Occult or hidden hepatitis B virus (HBV) infection was strongly linked to HIV-related immune suppression in a cohort of US women, but occult hepatitis C virus (HCV) infection was rare, according to a presentation on Thursday at the XVII International AIDS Conference.
Occult infection refers to persistent HBV or HCV infection without typically detectable serological markers (antigens or antibodies in the blood). Such infections can be identified by directly testing for viral genetic material (HBV DNA or HCV RNA). Due to differences in definitions and testing methods, various studies have estimated the prevalence of occult HBV at 0% to 89%, and the prevalence of occult HCV at 0% to 13%.
Lynn Taylor from Brown University and colleagues sought to assess the prevalence and explore the relationship between HIV infection and occult hepatitis. They conducted a retrospective analysis of data collected between 1993 and 2000 from 549 HIV-positive and 296 at-risk HIV-negative women in the HIV Epidemiology Research Study (HERS) cohort.
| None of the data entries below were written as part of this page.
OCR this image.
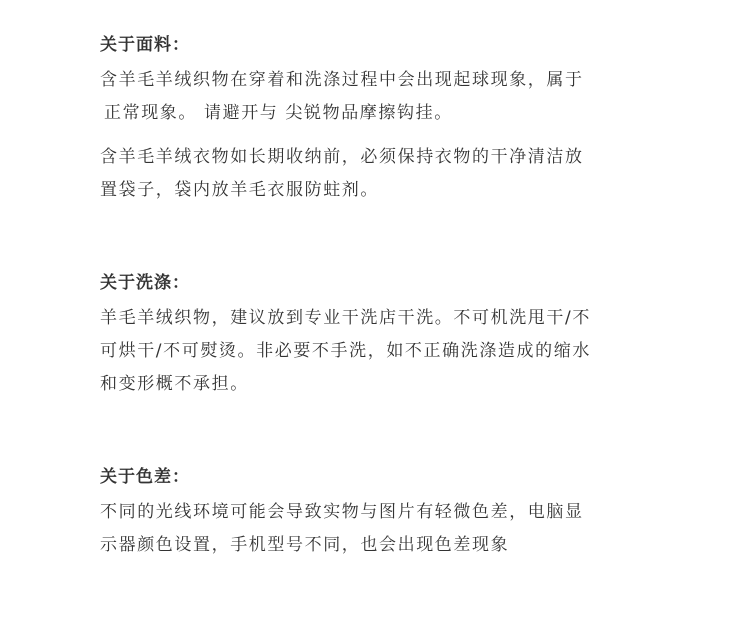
关于面料：
含羊毛羊绒织物在穿着和洗涤过程中会出现起球现象，属于
正常现象。 请避开与 尖锐物品摩擦钩挂。
含羊毛羊绒衣物如长期收纳前，必须保持衣物的干净清洁放
置袋子，袋内放羊毛衣服防蛀剂。
关于洗涤：
羊毛羊绒织物，建议放到专业干洗店干洗。不可机洗甩干/不
可烘干/不可熨烫。非必要不手洗，如不正确洗涤造成的缩水
和变形概不承担。
关于色差：
不同的光线环境可能会导致实物与图片有轻微色差，电脑显
示器颜色设置，手机型号不同，也会出现色差现象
Occult HBV was defined as persistent HBV DNA in the blood without detectable hepatitis B surface antigen (HBsAg), while occult HCV was defined as detectable HCV RNA with undetectable antibodies against the virus at two time-points six months apart.
Multiple time-points were used to differentiate between occult infection and either the acute stage of HBV or HCV infection—before the immune system produces enough antibodies to register on the test and before HBsAg becomes detectable—or else HBV clearance with loss of HBsAg.
At the baseline study visit, the researchers screened the women for HBsAg (detectable in 2.6%), hepatitis B core antibodies (positive in 52%), and HCV antibodies (positive in 54%).
At the second time-point, they measured HBV DNA and HCV RNA using the ultrasensitive Roche COBAS TaqMan nucleic acid assay, with a limit of detection of 15 IU/mL for HBV and 11 IU/mL for HCV. At the third time-point, they again measured both serological markers and HBV DNA and HCV RNA.
Among the women initially classified as having occult hepatitis B, some progressed to chronic infection (suggesting that the earlier visit had caught them during the acute stage) and some spontaneously cleared the virus, leaving 26 (3.2%) with persistent occult HBV by the final visit. Looking only at the HIV-positive women, however, the rate of persistent occult HBV infection was 4.7%.
All of the women with occult HBV were HIV-positive, compared with 79% of those with chronic HBV and 69% who were exposed but cleared the virus. Women with occult HBV infection were significantly more likely than chronically infected women to have a history of injection drug use (88% vs 57%) and to also be infected with HCV (88% vs 43% for HCV antibodies; 77% vs 29% for HCV RNA).
In an analysis of just the HIV-positive women, those with occult HBV had a lower CD4 cell count (205 vs 326 cells/mm3) and a higher HIV viral load (36,725 vs 4,480 copies/mL) than those who had evidence of HBV exposure but cleared the virus. Women with occult HBV were also more likely to currently inject drugs (54% vs 32%) and to drink alcohol heavily (23% vs 9%).
None of the women whose antiretroviral regimen included 3TC (lamivudine; Epivir)—which is active against HBV as well as HIV—had detectable HBV DNA.
Occult hepatitis C was found to be much less common than occult hepatitis B. Of the 33 women initially classified as having occult HCV infection, 24 developed chronic infection, eight cleared the virus, and only one had persistent occult HCV.
The researchers concluded that occult HBV infection is associated with HIV infection and may be a particular problem for women with poor control of HIV. While chronic HCV infection was common in this cohort, occult HCV infection occured rarely.